The hats Roy Frowick created in his spare time became his entrée into the world of high fashion. After garnering some publicity for his designs in a Chicago newspaper, he was able to open his first boutique in 1957. Around this time, he dropped his first and last names, opting for a more glamorous moniker that has became synonymous with American glamour…Halston.
Marine Serre's printed tights have already been a huge smash with retailers and fashion girls over the past year, and we've also witnessed hosiery from Fendi, Balenciaga and other trend-setting luxury brands proving to be a great entry-level purchase for those looking to update their vibe without buying an entirely new outfit. The trend for tights (whether simple black opaques or something more adventurous) is poised to grow even stronger if the A/W 19 shows and my gut feeling are to be trusted. From crystal-dotted party tights to matching your floral dress to your floral hosiery, many brands felt this was the right final flourish to make a get-up catwalk-ready.
A-line has been administering the design world for quite a while, and it is certainly on the ascent, particularly for the resort season. It looks best when brandished with a touch of the 70s for somewhat of a bend. A fun loving blend of manly coats with modernized flower prints or beautiful crisscrosses, trimmed cuts, and high-waisted flared fits or straight-leg pants worn with mentors, can leave no uncertainty. A-line jumpsuits, and dresses, or skirts with weaving, matched with shirts or sews, are ladylike, thus 2019!
Known for balancing modern designs with traditional elegance, Vera Wang is arguably the most prominent designer of bridal wear in America.
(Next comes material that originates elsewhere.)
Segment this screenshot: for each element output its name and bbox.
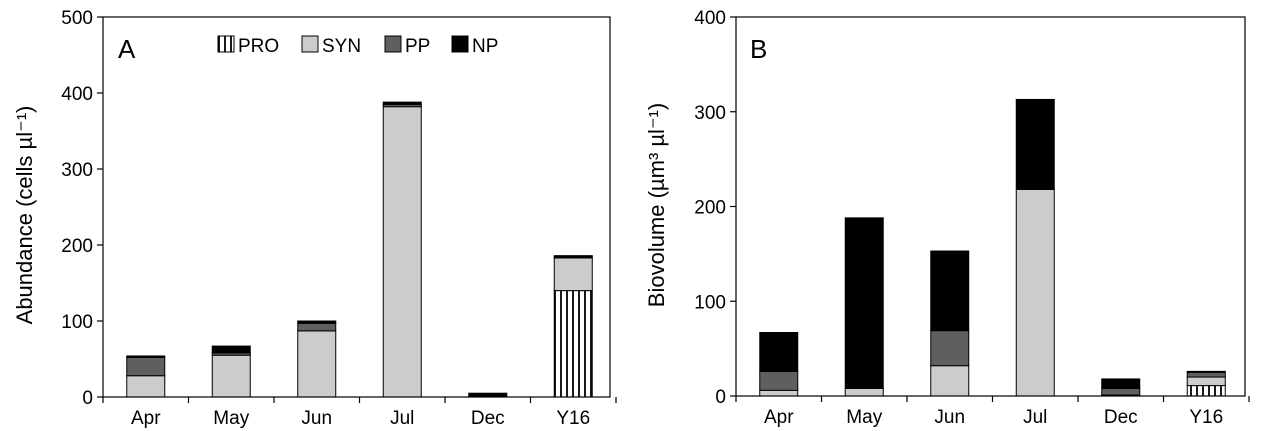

Wang introduced her first bridal collection in 1990 after fifteen years editing at Vogue and a two designing for Ralph Lauren. After spending more than a decade dressing countless stars for weddings and red carpets in her ultra-elegant, custom-made gowns (even publishing a book in 2001, “Vera Wang on Weddings”), it was a natural progression for Wang to introduce ready-to-wear in 2004.
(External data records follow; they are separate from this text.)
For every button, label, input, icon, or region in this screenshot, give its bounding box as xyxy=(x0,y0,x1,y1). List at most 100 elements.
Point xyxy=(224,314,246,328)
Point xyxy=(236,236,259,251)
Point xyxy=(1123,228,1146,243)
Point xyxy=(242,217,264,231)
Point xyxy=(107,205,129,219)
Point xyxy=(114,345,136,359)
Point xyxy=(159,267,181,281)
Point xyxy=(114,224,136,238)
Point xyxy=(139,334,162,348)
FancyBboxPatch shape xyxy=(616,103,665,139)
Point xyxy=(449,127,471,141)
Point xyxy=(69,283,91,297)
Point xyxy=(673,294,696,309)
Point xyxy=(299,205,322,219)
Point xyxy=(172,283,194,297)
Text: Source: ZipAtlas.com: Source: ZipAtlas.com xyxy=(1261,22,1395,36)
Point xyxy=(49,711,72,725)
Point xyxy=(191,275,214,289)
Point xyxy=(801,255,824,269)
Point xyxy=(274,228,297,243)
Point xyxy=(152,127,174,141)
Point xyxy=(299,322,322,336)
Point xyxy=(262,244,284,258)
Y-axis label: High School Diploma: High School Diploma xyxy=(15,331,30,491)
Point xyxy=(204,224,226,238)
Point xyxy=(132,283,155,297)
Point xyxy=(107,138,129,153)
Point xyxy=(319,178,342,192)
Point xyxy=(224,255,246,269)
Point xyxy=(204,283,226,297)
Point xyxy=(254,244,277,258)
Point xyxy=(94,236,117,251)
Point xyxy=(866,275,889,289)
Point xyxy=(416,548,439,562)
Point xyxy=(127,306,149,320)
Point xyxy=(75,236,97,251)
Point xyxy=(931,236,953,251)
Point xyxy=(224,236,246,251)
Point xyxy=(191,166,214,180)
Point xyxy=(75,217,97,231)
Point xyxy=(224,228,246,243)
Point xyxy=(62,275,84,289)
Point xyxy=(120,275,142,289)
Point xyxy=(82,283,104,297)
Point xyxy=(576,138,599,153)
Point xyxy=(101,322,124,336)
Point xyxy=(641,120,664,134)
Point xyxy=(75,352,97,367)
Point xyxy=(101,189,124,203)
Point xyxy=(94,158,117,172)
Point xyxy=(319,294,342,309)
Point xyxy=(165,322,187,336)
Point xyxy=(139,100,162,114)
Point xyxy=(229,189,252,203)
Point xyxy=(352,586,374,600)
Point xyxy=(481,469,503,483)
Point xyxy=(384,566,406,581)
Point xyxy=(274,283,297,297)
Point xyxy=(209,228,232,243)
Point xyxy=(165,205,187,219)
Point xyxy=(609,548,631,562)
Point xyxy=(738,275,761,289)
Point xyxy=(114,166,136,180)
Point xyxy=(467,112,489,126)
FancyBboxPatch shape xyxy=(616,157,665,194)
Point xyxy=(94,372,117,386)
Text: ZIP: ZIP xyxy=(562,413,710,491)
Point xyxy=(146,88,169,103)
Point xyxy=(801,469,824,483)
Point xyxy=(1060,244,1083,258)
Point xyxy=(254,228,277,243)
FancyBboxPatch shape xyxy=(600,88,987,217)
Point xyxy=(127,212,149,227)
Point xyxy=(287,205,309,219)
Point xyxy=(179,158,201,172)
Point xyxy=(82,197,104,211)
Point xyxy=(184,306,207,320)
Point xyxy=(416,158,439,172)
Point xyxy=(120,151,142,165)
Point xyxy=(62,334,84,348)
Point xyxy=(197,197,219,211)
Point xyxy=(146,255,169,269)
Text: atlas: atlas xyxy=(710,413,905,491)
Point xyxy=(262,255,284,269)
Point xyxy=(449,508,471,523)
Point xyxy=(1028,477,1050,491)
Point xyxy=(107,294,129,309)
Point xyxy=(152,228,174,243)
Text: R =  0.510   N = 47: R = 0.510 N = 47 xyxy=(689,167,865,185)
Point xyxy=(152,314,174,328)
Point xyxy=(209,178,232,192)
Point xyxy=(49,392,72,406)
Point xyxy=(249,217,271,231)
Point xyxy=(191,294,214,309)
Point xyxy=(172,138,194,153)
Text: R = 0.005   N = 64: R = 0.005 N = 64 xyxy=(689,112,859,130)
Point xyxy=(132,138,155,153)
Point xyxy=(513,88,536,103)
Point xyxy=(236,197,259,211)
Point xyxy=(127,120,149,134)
After working for Dior, Schiaparelli and Paquin, Pierre Cardin opened his fashion house in 1947. Initially designing costumes for stage productions, he launched his first women’s couture collection in 1953 and women’s ready-to-wear in 1959. Cardin’s company grew into an empire starting in the 1960s when he began licensing his name to a wide array of products outside of clothing.
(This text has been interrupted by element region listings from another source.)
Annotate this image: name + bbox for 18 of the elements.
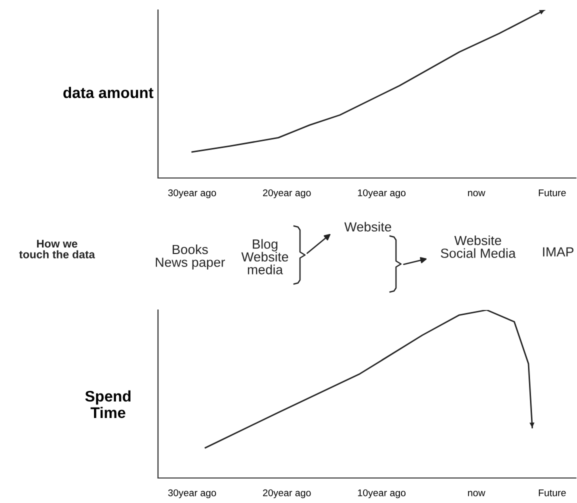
text: Blog Website media: [241, 239, 288, 274]
text: IMAP: [543, 247, 574, 256]
y-axis-title: data amount: [63, 86, 154, 98]
y-axis-title: Spend Time: [85, 390, 130, 418]
x-tick-label: Future: [538, 189, 566, 196]
x-tick-label: 30year ago: [168, 189, 216, 198]
x-tick-label: 20year ago: [263, 189, 311, 198]
x-tick-label: now: [468, 190, 486, 196]
text: Website Social Media: [440, 235, 516, 258]
text: How we touch the data: [19, 240, 96, 258]
x-tick-label: 10year ago: [358, 489, 406, 498]
x-tick-label: Future: [538, 489, 566, 496]
x-tick-label: 10year ago: [358, 189, 406, 198]
x-tick-label: 30year ago: [168, 489, 216, 498]
text: Books News paper: [156, 244, 225, 270]
x-tick-label: 20year ago: [263, 489, 311, 498]
x-tick-label: now: [468, 490, 486, 496]
text: Website: [344, 222, 392, 232]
"There is a micro-trend evolving by way of unexpected fabrics. Real or faux leather seemed to be the material of the moment," confirms Aiken. "Found by way of trenches, blouses, skirts and dresses. Among my favorites include Nanuskha’s vegan leather in the brand's cult-favorite puffa or streamlined leather dress, as well as the bold variations of color from Khaite and Proenza Schouler." Last year, the trend extended down to lower price points and the high street, so we're expecting the leather look to spread far and wide.